Luckily, creating new memories of Washington, D.C., can help. Even if they involve visiting the past.

By JuliasMom

I returned to Pennsylvania Avenue yesterday after my disheartening attempt at being there to attend the Inauguration. If you read that story, you know it was right up there as one of the worst days of my life. So yesterday I returned to Pennsylvania Avenue to see the Newseum.

This was my daughter's idea, in the hope that it would make me feel better, and it did.

It is by far, one of the most amazing places I've ever been. It is a beautiful building, in the heart of all the museums, with the Capitol in full view. The building itself is five floors of stunning, heart aching, funny, and above all, memorable exhibits.

When I first walked in I was struck by the poignancy of the Pulitzer Prize winning photographs. They are a collection of photographs that indeed are each worth more than 1,000 words. Many from the 1970s, I had actually remembered having "come of age" in that decade. There was the one titled, "Assault With a Flag," an angry photograph showing a white man making the American flag into a weapon towards a black man in Boston in 1977. I remembered the horror of the picture taken of the little girl in 1973 running naked through the street, as her city was under siege. It was simply titled, "Napalm Attack." There was the heartbreaking picture of the Twin Towers, simply titled, "9/11." A photo from 1958 called, "Faith and Confidence," showed a young boy looking up with admiration at a police officer. They all told the story without a word.

The exhibits are too numerous to mention more than a few. But they were all astonishing. There is the Unabomber's cabin. The antenna from one of the Twin Towers in New York City. A large panel of the Berlin Wall. I almost had to remind myself to breathe. There was Patty Hearst's gun and jacket. Donald Brasco's watch and American Express Card. Timothy McVeigh's driver's license and a press pass to his execution.

The newspapers themselves were astonishing. I did not know that newspapers were around in the 1500s. One interesting paper, the Herald-Leader, from Lexington, Ky., wrote an acknowledgment in 2004 in which admitted it had deliberately ignored covering the Civil Rights Movement of the 1950s and '60s. They closed with this statement: "We regret the omission."

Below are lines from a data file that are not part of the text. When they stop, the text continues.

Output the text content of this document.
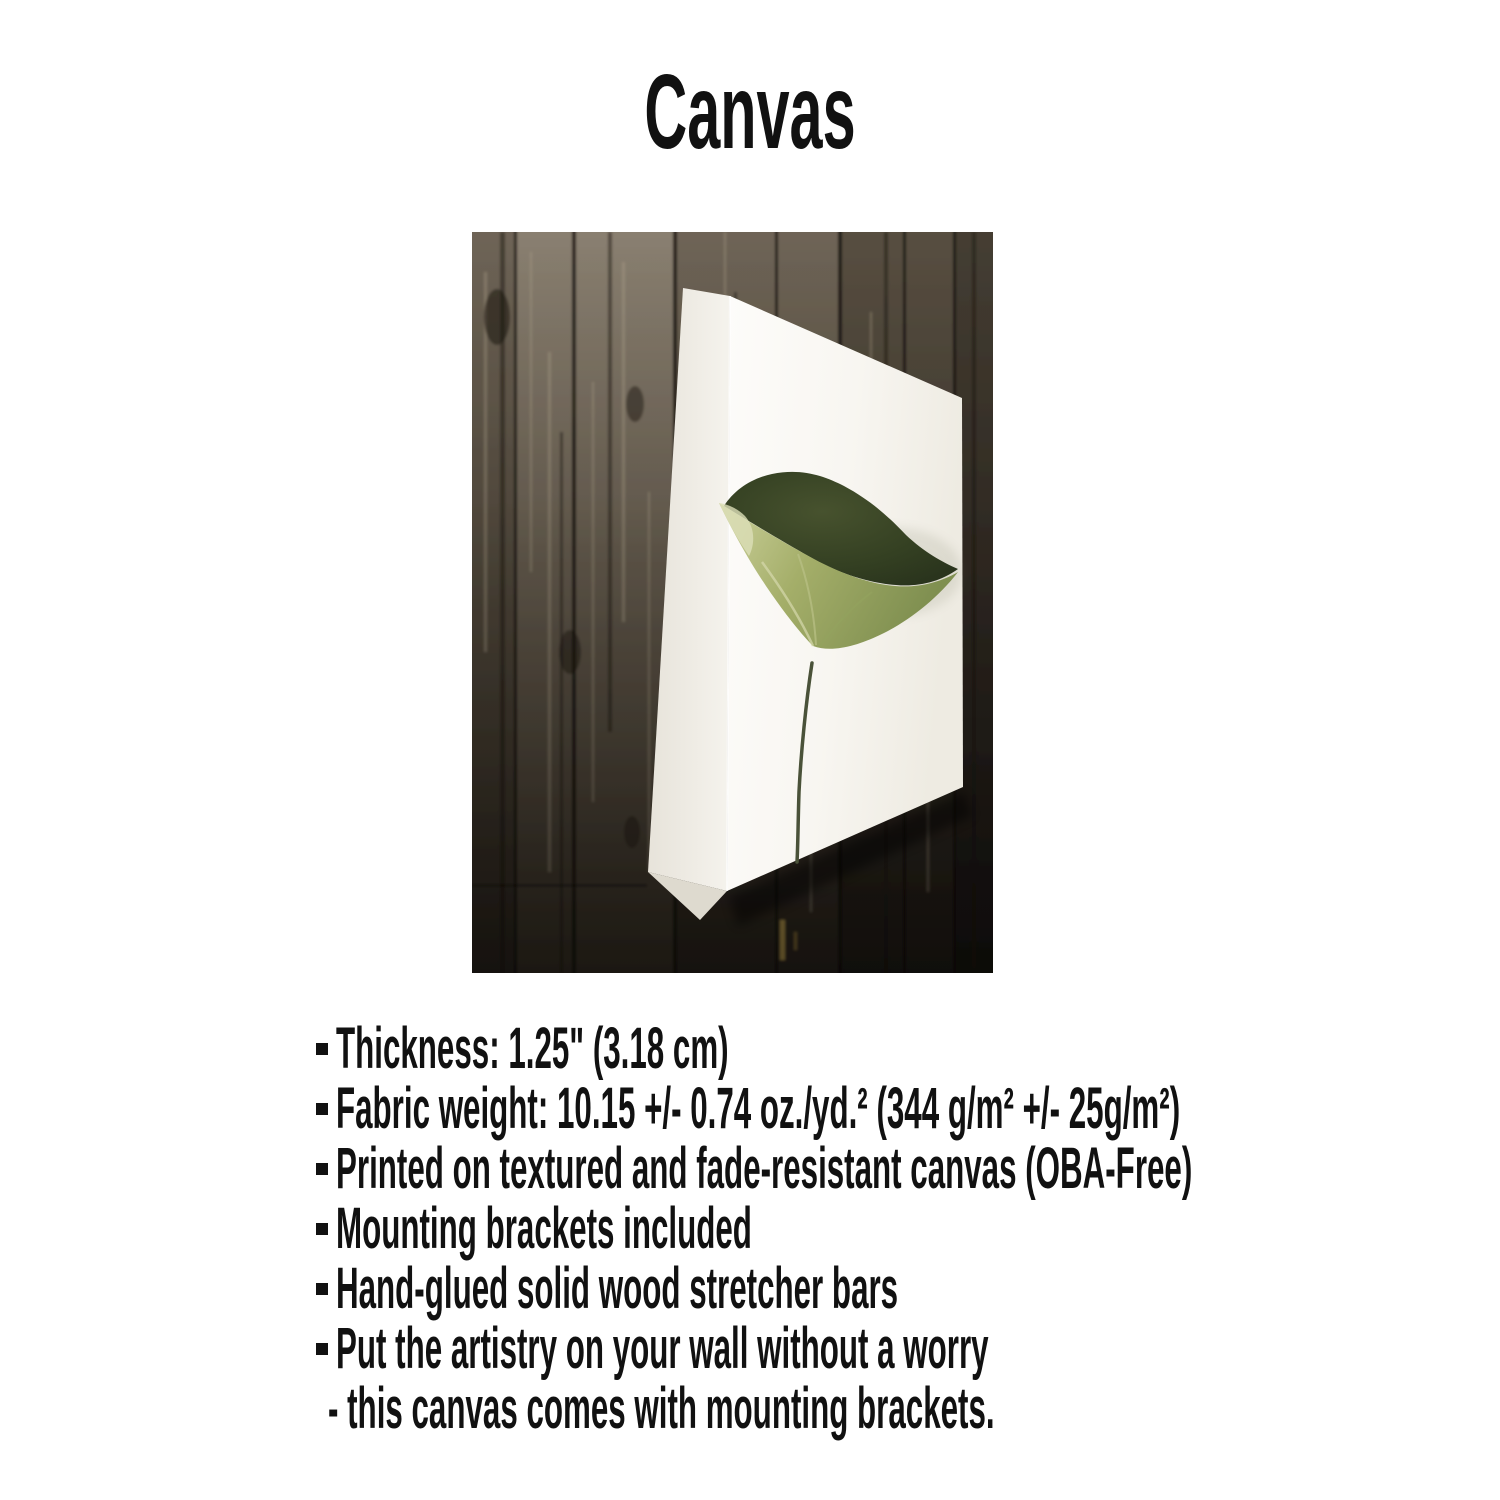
Canvas
Thickness: 1.25" (3.18 cm)
Fabric weight: 10.15 +/- 0.74 oz./yd.² (344 g/m² +/- 25g/m²)
Printed on textured and fade-resistant canvas (OBA-Free)
Mounting brackets included
Hand-glued solid wood stretcher bars
Put the artistry on your wall without a worry
- this canvas comes with mounting brackets.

I got to see an original copy of The North Star, Frederick Douglas' newspaper in the mid 1800s. I saw the board on which the late Tim Russert had written the famous words, "Florida, Florida, Florida."

It made me think that journalists really do have one of the best jobs in the world. It made me think how amazing the world is. And it reminded me of the quote which is reputed to be a bad luck curse, "May you live in interesting times...."

How can we not? What a wonderful day.